In view of recent discussions about castration and diabetes, here's an interesting article with an opposing view. It seems that castration actually prevents the development of type 2 diabetes. Possible indications of poor glycemic control and/or insulin resistance observed in some hypogonadal men, do not appear to have any impact on the development of this disease. We have seen previously that diabetes impair testicular function; "low" testosterone (200-500 ng/dl range) in diabetics being merely a symptom (as is impaired immune function and many other functional impairments associated with the disease). And as we see, increased testosterone secretion in subjects with PCOS increases the diabetes risk.

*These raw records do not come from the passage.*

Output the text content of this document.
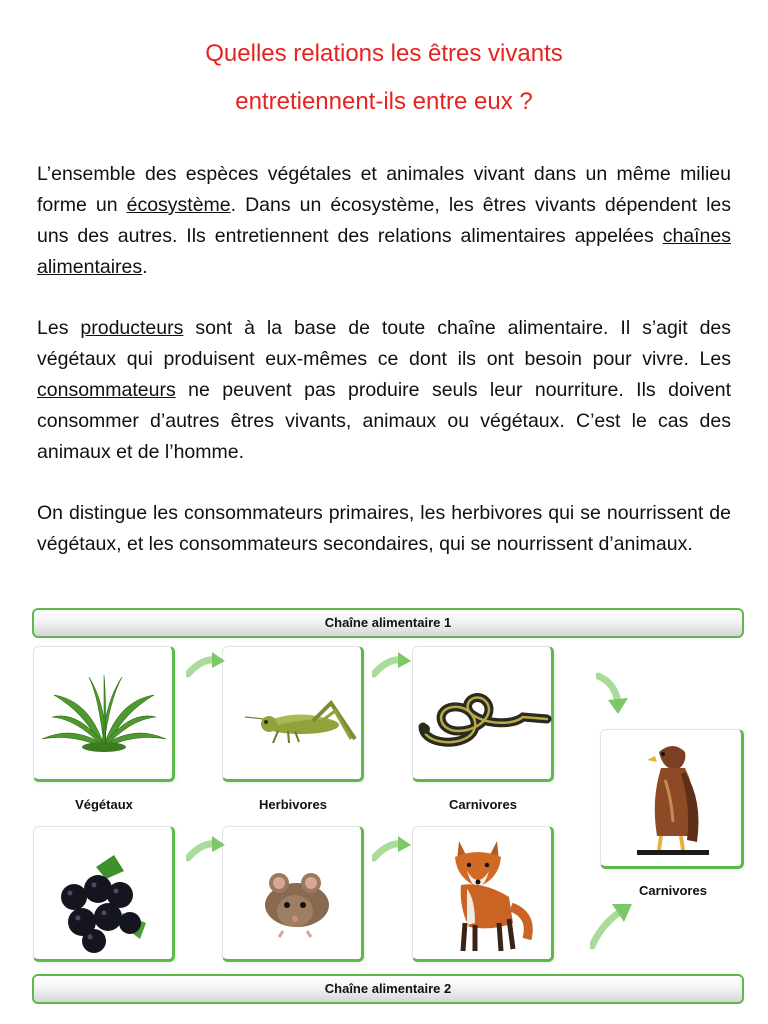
Quelles relations les êtres vivants
entretiennent-ils entre eux ?

L’ensemble des espèces végétales et animales vivant dans un même milieu forme un écosystème. Dans un écosystème, les êtres vivants dépendent les uns des autres. Ils entretiennent des relations alimentaires appelées chaînes alimentaires.

Les producteurs sont à la base de toute chaîne alimentaire. Il s’agit des végétaux qui produisent eux-mêmes ce dont ils ont besoin pour vivre. Les consommateurs ne peuvent pas produire seuls leur nourriture. Ils doivent consommer d’autres êtres vivants, animaux ou végétaux. C’est le cas des animaux et de l’homme.

On distingue les consommateurs primaires, les herbivores qui se nourrissent de végétaux, et les consommateurs secondaires, qui se nourrissent d’animaux.

Chaîne alimentaire 1
Végétaux	Herbivores	Carnivores
Carnivores
Chaîne alimentaire 2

http://www.diabeteshealth.com/read,3,534.html
January 1996
A recent study reported in the September 1995 issue of Diabetes Care by David S.H. Bell, MB, at the University of Alabama, may have answered a question long debated by diabetes researchers. It has been known for some time that long-term diabetes complications rarely occur before puberty. Whether this is a result of the short duration of diabetes before puberty or because pre-puberty diabetes simply does not cause complications has remained a controversial question.
Lending credence to the opinion that chronic complications do not occur before puberty because of a lack of sex steroids are animal studies which show that castration prevents diabetic complications. However, no similar human studies have previously been done.

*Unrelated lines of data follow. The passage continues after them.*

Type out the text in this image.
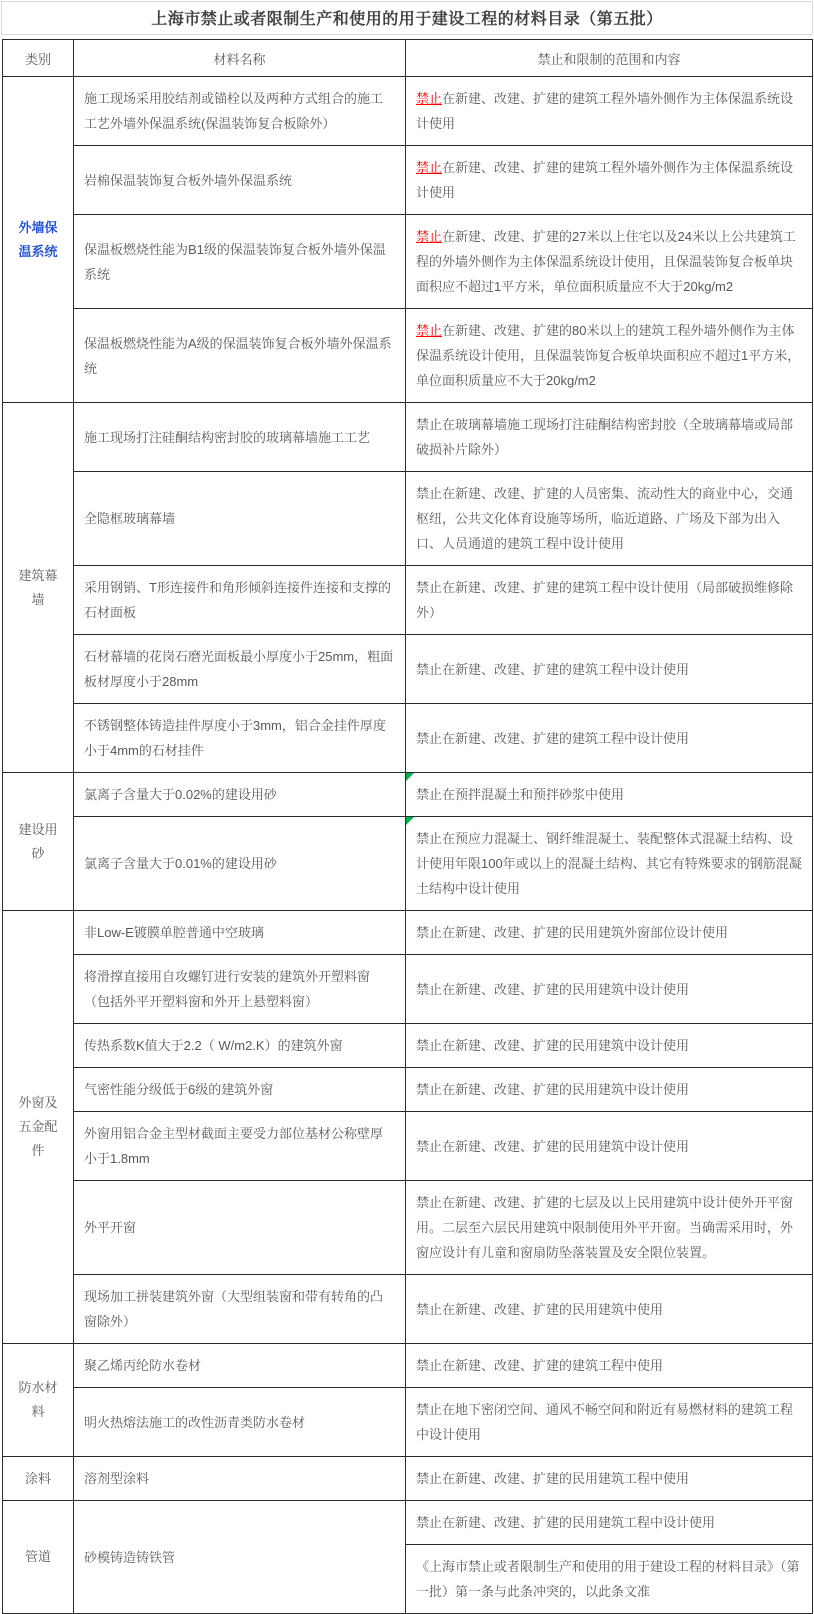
上海市禁止或者限制生产和使用的用于建设工程的材料目录（第五批）
类别	材料名称	禁止和限制的范围和内容
外墙保温系统	施工现场采用胶结剂或锚栓以及两种方式组合的施工工艺外墙外保温系统(保温装饰复合板除外）	禁止在新建、改建、扩建的建筑工程外墙外侧作为主体保温系统设计使用
	岩棉保温装饰复合板外墙外保温系统	禁止在新建、改建、扩建的建筑工程外墙外侧作为主体保温系统设计使用
	保温板燃烧性能为B1级的保温装饰复合板外墙外保温系统	禁止在新建、改建、扩建的27米以上住宅以及24米以上公共建筑工程的外墙外侧作为主体保温系统设计使用，且保温装饰复合板单块面积应不超过1平方米，单位面积质量应不大于20kg/m2
	保温板燃烧性能为A级的保温装饰复合板外墙外保温系统	禁止在新建、改建、扩建的80米以上的建筑工程外墙外侧作为主体保温系统设计使用，且保温装饰复合板单块面积应不超过1平方米，单位面积质量应不大于20kg/m2
建筑幕墙	施工现场打注硅酮结构密封胶的玻璃幕墙施工工艺	禁止在玻璃幕墙施工现场打注硅酮结构密封胶（全玻璃幕墙或局部破损补片除外）
	全隐框玻璃幕墙	禁止在新建、改建、扩建的人员密集、流动性大的商业中心，交通枢纽，公共文化体育设施等场所，临近道路、广场及下部为出入口、人员通道的建筑工程中设计使用
	采用钢销、T形连接件和角形倾斜连接件连接和支撑的石材面板	禁止在新建、改建、扩建的建筑工程中设计使用（局部破损维修除外）
	石材幕墙的花岗石磨光面板最小厚度小于25mm，粗面板材厚度小于28mm	禁止在新建、改建、扩建的建筑工程中设计使用
	不锈钢整体铸造挂件厚度小于3mm，铝合金挂件厚度小于4mm的石材挂件	禁止在新建、改建、扩建的建筑工程中设计使用
建设用砂	氯离子含量大于0.02%的建设用砂	禁止在预拌混凝土和预拌砂浆中使用
	氯离子含量大于0.01%的建设用砂	禁止在预应力混凝土、钢纤维混凝土、装配整体式混凝土结构、设计使用年限100年或以上的混凝土结构、其它有特殊要求的钢筋混凝土结构中设计使用
外窗及五金配件	非Low-E镀膜单腔普通中空玻璃	禁止在新建、改建、扩建的民用建筑外窗部位设计使用
	将滑撑直接用自攻螺钉进行安装的建筑外开塑料窗（包括外平开塑料窗和外开上悬塑料窗）	禁止在新建、改建、扩建的民用建筑中设计使用
	传热系数K值大于2.2（ W/m2.K）的建筑外窗	禁止在新建、改建、扩建的民用建筑中设计使用
	气密性能分级低于6级的建筑外窗	禁止在新建、改建、扩建的民用建筑中设计使用
	外窗用铝合金主型材截面主要受力部位基材公称壁厚小于1.8mm	禁止在新建、改建、扩建的民用建筑中设计使用
	外平开窗	禁止在新建、改建、扩建的七层及以上民用建筑中设计使外开平窗用。二层至六层民用建筑中限制使用外平开窗。当确需采用时，外窗应设计有儿童和窗扇防坠落装置及安全限位装置。
	现场加工拼装建筑外窗（大型组装窗和带有转角的凸窗除外）	禁止在新建、改建、扩建的民用建筑中使用
防水材料	聚乙烯丙纶防水卷材	禁止在新建、改建、扩建的建筑工程中使用
	明火热熔法施工的改性沥青类防水卷材	禁止在地下密闭空间、通风不畅空间和附近有易燃材料的建筑工程中设计使用
涂料	溶剂型涂料	禁止在新建、改建、扩建的民用建筑工程中使用
管道	砂模铸造铸铁管	禁止在新建、改建、扩建的民用建筑工程中设计使用
		《上海市禁止或者限制生产和使用的用于建设工程的材料目录》（第一批）第一条与此条冲突的，以此条文准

This study reports a unique situation in which the chronic complications of diabetes did not develop, in spite of poor glycemic control, in agonadal (without ovaries) twins who had never had sex-steroid hormone replacement.
Identical female twins, born in 1960, were examined at age 15 and found to have streak gonads (functionless tissue), no adrenal masses, and normal kidneys. Both had Perrault's syndrome, a nerve deafness associated with ovarian dysgenesis (defective embryonic development) in females. They both refused to take estrogen.

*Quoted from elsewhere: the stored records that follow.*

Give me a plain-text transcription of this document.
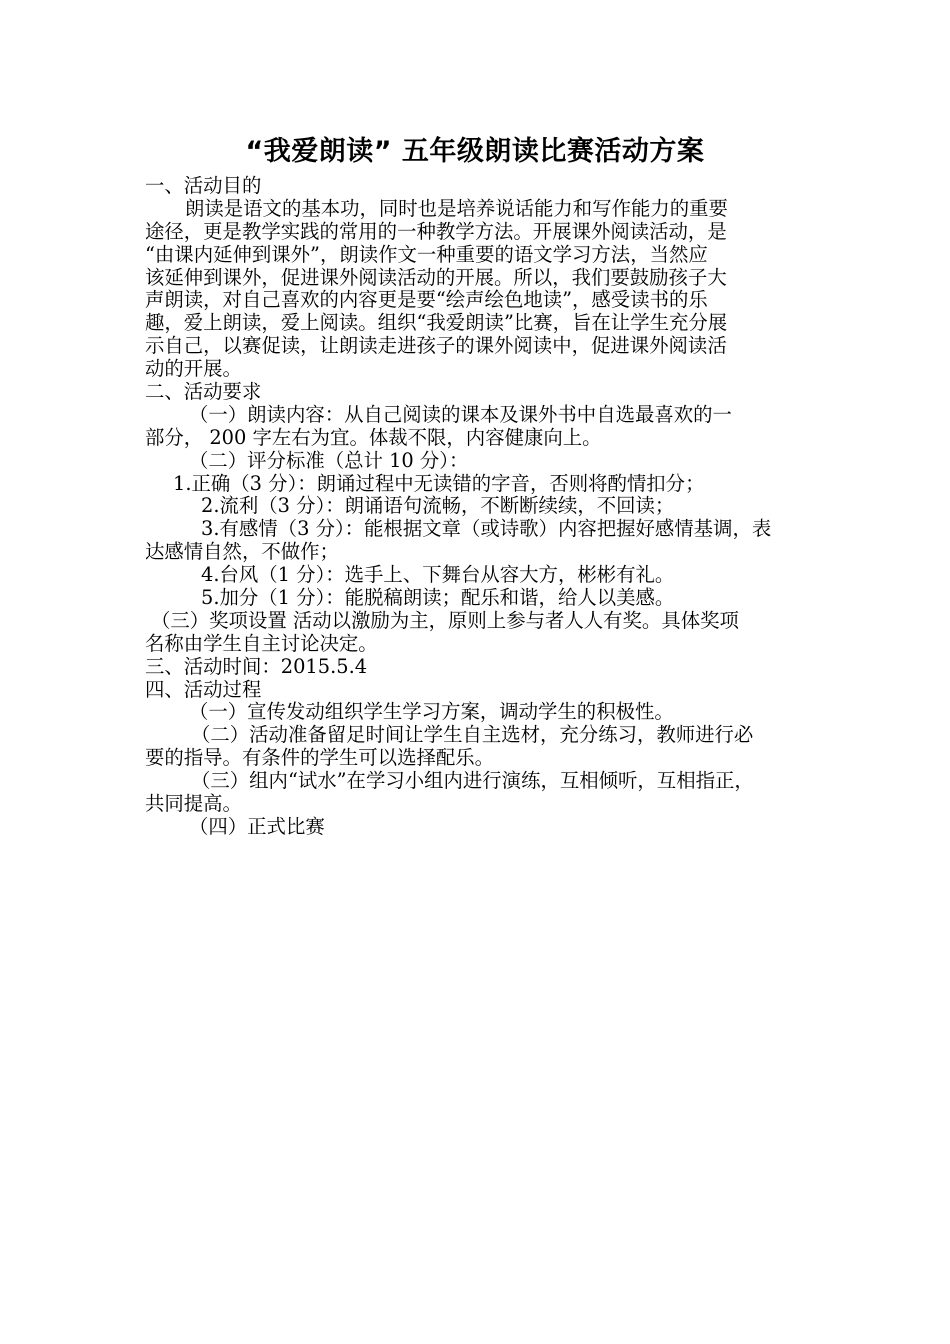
“我爱朗读” 五年级朗读比赛活动方案
一、活动目的
朗读是语文的基本功，同时也是培养说话能力和写作能力的重要
途径，更是教学实践的常用的一种教学方法。开展课外阅读活动，是
“由课内延伸到课外”，朗读作文一种重要的语文学习方法，当然应
该延伸到课外，促进课外阅读活动的开展。所以，我们要鼓励孩子大
声朗读，对自己喜欢的内容更是要“绘声绘色地读”，感受读书的乐
趣，爱上朗读，爱上阅读。组织“我爱朗读”比赛，旨在让学生充分展
示自己，以赛促读，让朗读走进孩子的课外阅读中，促进课外阅读活
动的开展。
二、活动要求
（一）朗读内容：从自己阅读的课本及课外书中自选最喜欢的一
部分， 200 字左右为宜。体裁不限，内容健康向上。
（二）评分标准（总计 10 分）：
1.正确（3 分）：朗诵过程中无读错的字音，否则将酌情扣分；
2.流利（3 分）：朗诵语句流畅，不断断续续，不回读；
3.有感情（3 分）：能根据文章（或诗歌）内容把握好感情基调，表
达感情自然，不做作；
4.台风（1 分）：选手上、下舞台从容大方，彬彬有礼。
5.加分（1 分）：能脱稿朗读；配乐和谐，给人以美感。
（三）奖项设置 活动以激励为主，原则上参与者人人有奖。具体奖项
名称由学生自主讨论决定。
三、活动时间：2015.5.4
四、活动过程
（一）宣传发动组织学生学习方案，调动学生的积极性。
（二）活动准备留足时间让学生自主选材，充分练习，教师进行必
要的指导。有条件的学生可以选择配乐。
（三）组内“试水”在学习小组内进行演练，互相倾听，互相指正，
共同提高。
（四）正式比赛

The twins developed type I diabetes at ages 12 and 20. They were started on insulin twice daily, mixed NPH and regular. They have consistently refused to do home glucose monitoring or increase their insulin. Because of this, their A1c readings over the last seven years reached as high as 15.6% (non-diabetic range 5.5-8.5%).
An examination in March of 1994 showed no evidence of retinopathy, neuropathy, or nephropathy.
In addition to sex steroids, levels of serum growth hormone and somatomedin C (the growth hormone made by the liver in response to pituitary growth hormone release) increase at puberty. These hormone levels may be linked to the development of diabetes complications. It has been shown that serum somatomedin C levels are increased in type I patients with rapidly deteriorating retinopathy.
The study supports the theory that type I diabetes before puberty does not significantly contribute to the risk of chronic diabetic complications because the presence of sex steroids is necessary for their development.
Alan Marcus, MD adds, "An interesting note from the New England Journal of Medicine is that an increased level of sex hormones in the body [as is present in polycystic ovary disease] can itself cause an increased risk for macrovascular disease."